Australia, as the second-ever cricketing nation behind England, has a rich history of success, tough play, and ultimately, a fair match. Australia has boasted some of the game’s most decorated players, celebrated matches, and longest-standing rivalries, but by no means are we shy to controversy.
In 1979, Australian fast bowler Dennis Lillee used an aluminum bat in his first innings in the season’s first Ashes test against England; this was against the assumed rule that cricketers could only use bats made of willow because of their damaging nature to leather cricket balls. While not a sanctionable offense at the time, the official Laws of the Game were amended to only allow bats made of wood.
In 1981, a One-Day International game between Australia and New Zealand ended in controversy when Australian captain Greg Chappell instructed his brother, bowler Trevor Chappell, to bowl the final delivery of the game underarm. This disallowed New Zealand the chance to win the game by scoring the final runs they needed. Again, this was within the rules, but later amended to be “against the spirit of the game”. Then-Prime Minister of New Zealand, Robert Muldoon, labelled it “the most disgusting incident I can recall in the history of cricket”.
Minor controversies have propped up over the decades, but now, after 37 years and over 150 Test wins, Australian cricket is back to square one; ‘shockingly disgusting’ to Prime Minister Malcolm Turnbull and, perhaps best expressed by ex-captain Michael Clarke, “in deep shit”. Holding the moral high ground no longer.
Why has this scandal been so widely covered?
Forever, sport has been a means of socialising that isn’t limited to one social class or another; it builds connections based off very primal instincts of competition. While higher social classes alone can engage with high art, education, and the like, anyone can watch a game of sport and choose to partake. It’s this timeless means of community development that makes the concept so important.
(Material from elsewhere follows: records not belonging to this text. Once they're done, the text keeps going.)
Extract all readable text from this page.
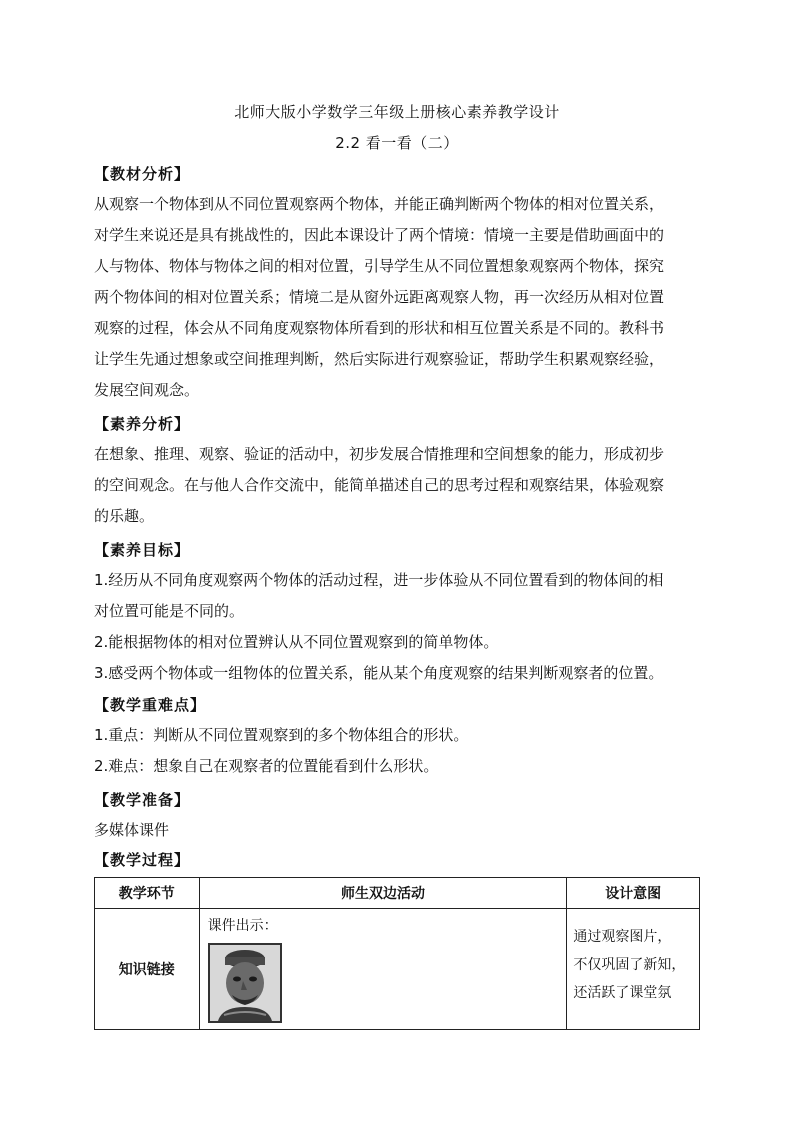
北师大版小学数学三年级上册核心素养教学设计
2.2 看一看（二）
【教材分析】
从观察一个物体到从不同位置观察两个物体，并能正确判断两个物体的相对位置关系，
对学生来说还是具有挑战性的，因此本课设计了两个情境：情境一主要是借助画面中的
人与物体、物体与物体之间的相对位置，引导学生从不同位置想象观察两个物体，探究
两个物体间的相对位置关系；情境二是从窗外远距离观察人物，再一次经历从相对位置
观察的过程，体会从不同角度观察物体所看到的形状和相互位置关系是不同的。教科书
让学生先通过想象或空间推理判断，然后实际进行观察验证，帮助学生积累观察经验，
发展空间观念。
【素养分析】
在想象、推理、观察、验证的活动中，初步发展合情推理和空间想象的能力，形成初步
的空间观念。在与他人合作交流中，能简单描述自己的思考过程和观察结果，体验观察
的乐趣。
【素养目标】
1.经历从不同角度观察两个物体的活动过程，进一步体验从不同位置看到的物体间的相
对位置可能是不同的。
2.能根据物体的相对位置辨认从不同位置观察到的简单物体。
3.感受两个物体或一组物体的位置关系，能从某个角度观察的结果判断观察者的位置。
【教学重难点】
1.重点：判断从不同位置观察到的多个物体组合的形状。
2.难点：想象自己在观察者的位置能看到什么形状。
【教学准备】
多媒体课件
【教学过程】
教学环节	师生双边活动	设计意图
知识链接	课件出示：	通过观察图片，
不仅巩固了新知，
还活跃了课堂氛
Cricket, originally a sport only for the most upper-class of the English, is a display of camaraderie between Commonwealth nations (for cricket was brought from England to India, Australia, New Zealand and so on). It’s also a representation of equality, where the history of colonisers and colonised does not matter. The culture is very much based on these ideals, and we attempt to represent them in our style of play. Yet, when we cheat, that sense of the equality on the pitch is lost. An unfair advantage ideologically takes us back to our convict history, when Australia was just considered a dump for criminals. Subsequently, years developing a community with strong ideals is lost to us.
Until we can restore our reputation, we are simply convicts once more.
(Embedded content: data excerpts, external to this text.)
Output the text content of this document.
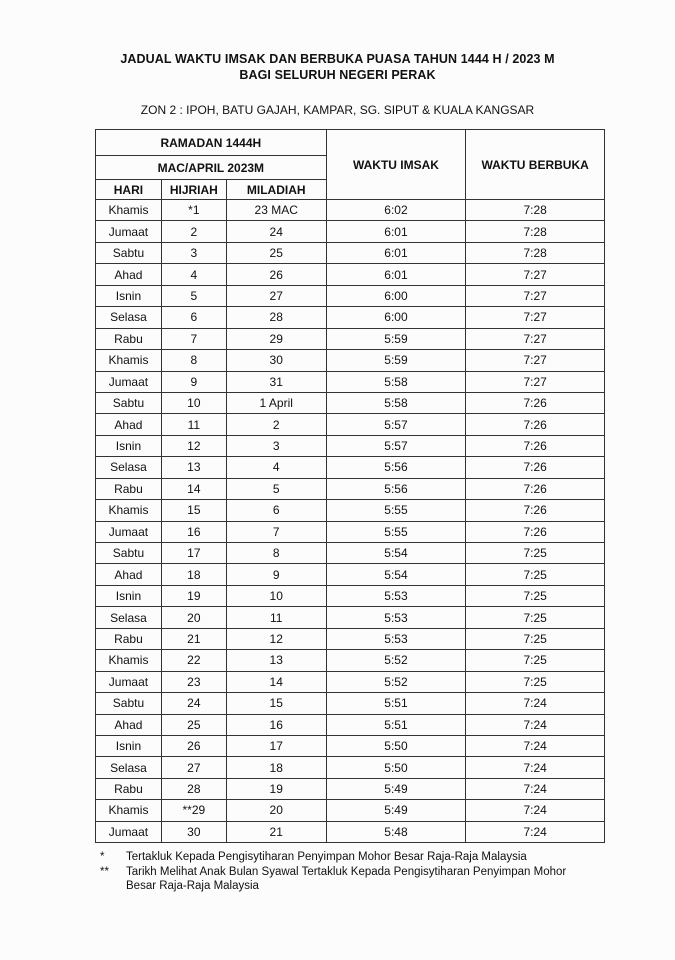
JADUAL WAKTU IMSAK DAN BERBUKA PUASA TAHUN 1444 H / 2023 M
BAGI SELURUH NEGERI PERAK
ZON 2 : IPOH, BATU GAJAH, KAMPAR, SG. SIPUT & KUALA KANGSAR
RAMADAN 1444H			WAKTU IMSAK	WAKTU BERBUKA
MAC/APRIL 2023M				
HARI	HIJRIAH	MILADIAH		
Khamis	*1	23 MAC	6:02	7:28
Jumaat	2	24	6:01	7:28
Sabtu	3	25	6:01	7:28
Ahad	4	26	6:01	7:27
Isnin	5	27	6:00	7:27
Selasa	6	28	6:00	7:27
Rabu	7	29	5:59	7:27
Khamis	8	30	5:59	7:27
Jumaat	9	31	5:58	7:27
Sabtu	10	1 April	5:58	7:26
Ahad	11	2	5:57	7:26
Isnin	12	3	5:57	7:26
Selasa	13	4	5:56	7:26
Rabu	14	5	5:56	7:26
Khamis	15	6	5:55	7:26
Jumaat	16	7	5:55	7:26
Sabtu	17	8	5:54	7:25
Ahad	18	9	5:54	7:25
Isnin	19	10	5:53	7:25
Selasa	20	11	5:53	7:25
Rabu	21	12	5:53	7:25
Khamis	22	13	5:52	7:25
Jumaat	23	14	5:52	7:25
Sabtu	24	15	5:51	7:24
Ahad	25	16	5:51	7:24
Isnin	26	17	5:50	7:24
Selasa	27	18	5:50	7:24
Rabu	28	19	5:49	7:24
Khamis	**29	20	5:49	7:24
Jumaat	30	21	5:48	7:24
*	Tertakluk Kepada Pengisytiharan Penyimpan Mohor Besar Raja-Raja Malaysia
**	Tarikh Melihat Anak Bulan Syawal Tertakluk Kepada Pengisytiharan Penyimpan Mohor Besar Raja-Raja Malaysia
What is the future of Australian cricket?
Now that the effects can be clearly seen, and every accountable player reprimanded, every cricketer and Australian enthusiast can look to the future with hope.
By no means is the current team Australia’s best, not by a long shot. Vital leaders, batters, and coaching staff, with years of experience, have been lost. Australia’s next cricket engagements are in England and Pakistan, notoriously different places with conditions to suit each home team accordingly. But now, Australians can be assured that the team that plays those games are the fairest we have. The value of playing for Australia, and what it means to play cricket for our country, will return. Not in one game, one win, or one loss. Maybe not in 5, or 10. But we’ll get there.
It’s a bold growing stage for the game, and we will work to earn our respect back. Australia has done it before, and now the time has come again.
The future of Australian cricket will be challenging and troublesome, but will make up for the sins of its past.